Heart pill to banish bad memories

The drug may alter how the brain deals with memories
Scientists believe a common heart medicine may be able to banish fearful memories from the mind.

The Dutch investigators believe beta-blocker drugs could help people suffering from the emotional after effects of traumatic experiences.
They believe the drug alters how memories are recalled after carrying out the study of 60 people, Nature Neuroscience reports.
But British experts questioned the ethics of tampering with the mind.
Paul Farmer, chief executive of mental health charity Mind, said he was concerned about the “fundamentally pharmacological” approach to people with problems such as phobias and anxiety.

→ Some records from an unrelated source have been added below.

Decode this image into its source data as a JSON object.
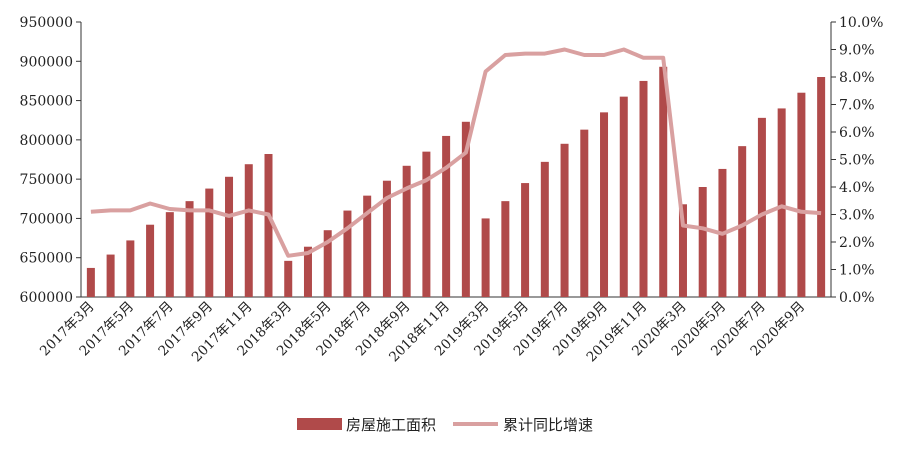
{
  "chart_data": {
    "type": "bar",
    "categories": [
      "2017年3月",
      "2017年4月",
      "2017年5月",
      "2017年6月",
      "2017年7月",
      "2017年8月",
      "2017年9月",
      "2017年10月",
      "2017年11月",
      "2017年12月",
      "2018年3月",
      "2018年4月",
      "2018年5月",
      "2018年6月",
      "2018年7月",
      "2018年8月",
      "2018年9月",
      "2018年10月",
      "2018年11月",
      "2018年12月",
      "2019年3月",
      "2019年4月",
      "2019年5月",
      "2019年6月",
      "2019年7月",
      "2019年8月",
      "2019年9月",
      "2019年10月",
      "2019年11月",
      "2019年12月",
      "2020年3月",
      "2020年4月",
      "2020年5月",
      "2020年6月",
      "2020年7月",
      "2020年8月",
      "2020年9月",
      "2020年10月"
    ],
    "x_tick_labels": [
      "2017年3月",
      "2017年5月",
      "2017年7月",
      "2017年9月",
      "2017年11月",
      "2018年3月",
      "2018年5月",
      "2018年7月",
      "2018年9月",
      "2018年11月",
      "2019年3月",
      "2019年5月",
      "2019年7月",
      "2019年9月",
      "2019年11月",
      "2020年3月",
      "2020年5月",
      "2020年7月",
      "2020年9月"
    ],
    "series": [
      {
        "name": "房屋施工面积",
        "type": "bar",
        "axis": "left",
        "color": "#b04a4a",
        "values": [
          637000,
          654000,
          672000,
          692000,
          708000,
          722000,
          738000,
          753000,
          769000,
          782000,
          646000,
          664000,
          685000,
          710000,
          729000,
          748000,
          767000,
          785000,
          805000,
          823000,
          700000,
          722000,
          745000,
          772000,
          795000,
          813000,
          835000,
          855000,
          875000,
          893000,
          718000,
          740000,
          763000,
          792000,
          828000,
          840000,
          860000,
          880000
        ]
      },
      {
        "name": "累计同比增速",
        "type": "line",
        "axis": "right",
        "color": "#d9a0a0",
        "values": [
          0.031,
          0.0315,
          0.0315,
          0.034,
          0.032,
          0.0315,
          0.0315,
          0.0295,
          0.0315,
          0.03,
          0.015,
          0.016,
          0.02,
          0.025,
          0.0305,
          0.036,
          0.0395,
          0.0425,
          0.047,
          0.0525,
          0.082,
          0.088,
          0.0885,
          0.0885,
          0.09,
          0.088,
          0.088,
          0.09,
          0.087,
          0.087,
          0.026,
          0.025,
          0.023,
          0.026,
          0.03,
          0.033,
          0.031,
          0.0305
        ]
      }
    ],
    "y_left": {
      "min": 600000,
      "max": 950000,
      "ticks": [
        "600000",
        "650000",
        "700000",
        "750000",
        "800000",
        "850000",
        "900000",
        "950000"
      ]
    },
    "y_right": {
      "min": 0,
      "max": 0.1,
      "ticks": [
        "0.0%",
        "1.0%",
        "2.0%",
        "3.0%",
        "4.0%",
        "5.0%",
        "6.0%",
        "7.0%",
        "8.0%",
        "9.0%",
        "10.0%"
      ]
    },
    "grid": false,
    "legend_position": "bottom",
    "title": "",
    "xlabel": "",
    "ylabel": ""
  }
}
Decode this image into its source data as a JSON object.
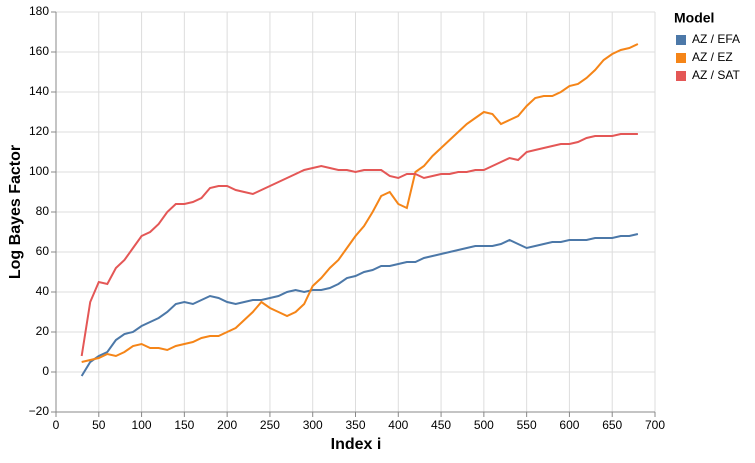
{
  "chart_data": {
    "type": "line",
    "x_label": "Index i",
    "y_label": "Log Bayes Factor",
    "legend_title": "Model",
    "legend_position": "right",
    "grid": true,
    "x": [
      30,
      40,
      50,
      60,
      70,
      80,
      90,
      100,
      110,
      120,
      130,
      140,
      150,
      160,
      170,
      180,
      190,
      200,
      210,
      220,
      230,
      240,
      250,
      260,
      270,
      280,
      290,
      300,
      310,
      320,
      330,
      340,
      350,
      360,
      370,
      380,
      390,
      400,
      410,
      420,
      430,
      440,
      450,
      460,
      470,
      480,
      490,
      500,
      510,
      520,
      530,
      540,
      550,
      560,
      570,
      580,
      590,
      600,
      610,
      620,
      630,
      640,
      650,
      660,
      670,
      680
    ],
    "series": [
      {
        "name": "AZ / EFA",
        "color": "#4c78a8",
        "values": [
          -2,
          5,
          8,
          10,
          16,
          19,
          20,
          23,
          25,
          27,
          30,
          34,
          35,
          34,
          36,
          38,
          37,
          35,
          34,
          35,
          36,
          36,
          37,
          38,
          40,
          41,
          40,
          41,
          41,
          42,
          44,
          47,
          48,
          50,
          51,
          53,
          53,
          54,
          55,
          55,
          57,
          58,
          59,
          60,
          61,
          62,
          63,
          63,
          63,
          64,
          66,
          64,
          62,
          63,
          64,
          65,
          65,
          66,
          66,
          66,
          67,
          67,
          67,
          68,
          68,
          69
        ]
      },
      {
        "name": "AZ / EZ",
        "color": "#f58518",
        "values": [
          5,
          6,
          7,
          9,
          8,
          10,
          13,
          14,
          12,
          12,
          11,
          13,
          14,
          15,
          17,
          18,
          18,
          20,
          22,
          26,
          30,
          35,
          32,
          30,
          28,
          30,
          34,
          43,
          47,
          52,
          56,
          62,
          68,
          73,
          80,
          88,
          90,
          84,
          82,
          100,
          103,
          108,
          112,
          116,
          120,
          124,
          127,
          130,
          129,
          124,
          126,
          128,
          133,
          137,
          138,
          138,
          140,
          143,
          144,
          147,
          151,
          156,
          159,
          161,
          162,
          164
        ]
      },
      {
        "name": "AZ / SAT",
        "color": "#e45756",
        "values": [
          8,
          35,
          45,
          44,
          52,
          56,
          62,
          68,
          70,
          74,
          80,
          84,
          84,
          85,
          87,
          92,
          93,
          93,
          91,
          90,
          89,
          91,
          93,
          95,
          97,
          99,
          101,
          102,
          103,
          102,
          101,
          101,
          100,
          101,
          101,
          101,
          98,
          97,
          99,
          99,
          97,
          98,
          99,
          99,
          100,
          100,
          101,
          101,
          103,
          105,
          107,
          106,
          110,
          111,
          112,
          113,
          114,
          114,
          115,
          117,
          118,
          118,
          118,
          119,
          119,
          119
        ]
      }
    ],
    "xlim": [
      0,
      700
    ],
    "xticks": [
      0,
      50,
      100,
      150,
      200,
      250,
      300,
      350,
      400,
      450,
      500,
      550,
      600,
      650,
      700
    ],
    "ylim": [
      -20,
      180
    ],
    "yticks": [
      {
        "value": -20,
        "label": "−20"
      },
      0,
      20,
      40,
      60,
      80,
      100,
      120,
      140,
      160,
      180
    ]
  }
}
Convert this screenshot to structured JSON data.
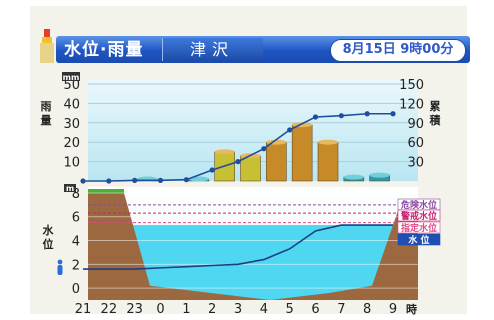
{
  "header": {
    "title": "水位·雨量",
    "station": "津沢",
    "timestamp": "8月15日 9時00分"
  },
  "colors": {
    "header_blue": "#1f55c2",
    "rain_bar": "#c68a28",
    "rain_bar_light": "#c7c035",
    "water": "#4fd6f0",
    "ground": "#9c6840",
    "grass": "#4caf35",
    "line": "#1e4f9c",
    "level_danger": "#8a4aa0",
    "level_warning": "#c82070",
    "level_caution": "#e04a8a",
    "level_current": "#1f4fb0"
  },
  "icons": {
    "logo": "tower-logo-icon",
    "person": "person-icon"
  },
  "chart_data": [
    {
      "type": "bar",
      "panel": "rainfall",
      "y_left_unit": "mm",
      "y_left_label": "雨量",
      "y_left_ticks": [
        10,
        20,
        30,
        40,
        50
      ],
      "ylim": [
        0,
        50
      ],
      "y_right_label": "累積",
      "y_right_ticks": [
        30,
        60,
        90,
        120,
        150
      ],
      "y2lim": [
        0,
        150
      ],
      "categories": [
        "21",
        "22",
        "23",
        "0",
        "1",
        "2",
        "3",
        "4",
        "5",
        "6",
        "7",
        "8",
        "9"
      ],
      "series": [
        {
          "kind": "bar",
          "values": [
            0,
            0,
            1,
            0,
            1,
            15,
            13,
            20,
            29,
            20,
            2,
            3,
            0
          ]
        },
        {
          "kind": "line",
          "values": [
            0,
            0,
            1,
            1,
            2,
            17,
            30,
            50,
            79,
            99,
            101,
            104,
            104
          ]
        }
      ]
    },
    {
      "type": "line",
      "panel": "water_level",
      "y_unit": "m",
      "y_label": "水位",
      "y_ticks": [
        0,
        2,
        4,
        6,
        8
      ],
      "ylim": [
        -1,
        8.5
      ],
      "categories": [
        "21",
        "22",
        "23",
        "0",
        "1",
        "2",
        "3",
        "4",
        "5",
        "6",
        "7",
        "8",
        "9"
      ],
      "x_unit": "時",
      "series": [
        {
          "kind": "line",
          "values": [
            1.6,
            1.6,
            1.6,
            1.7,
            1.8,
            1.9,
            2.0,
            2.4,
            3.3,
            4.8,
            5.3,
            5.3,
            5.3
          ]
        }
      ],
      "reference_levels": [
        {
          "name": "危険水位",
          "value": 7.0
        },
        {
          "name": "警戒水位",
          "value": 6.3
        },
        {
          "name": "指定水位",
          "value": 5.5
        },
        {
          "name": "水 位",
          "value": 5.3
        }
      ]
    }
  ]
}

“Before eradicating memories, we must reflect on the knock-on effects that this will have on individuals.”
Medical ethics expert Dr Daniel Sokol

He said the procedure might also alter good memories and warned against an “accelerated Alzheimer’s” approach.
In the study, the researchers artificially created a fearful memory by associating pictures of spiders with a mild electric shock delivered to the wrists of the volunteers.

A day later the volunteers were split into two groups – one was given the beta blocker propranolol and the other a dummy drug before both were shown the same pictures again.

The researchers assessed how fearful of the pictures the volunteers were by playing sudden noises and measuring how strongly they blinked, something called the “startle response”.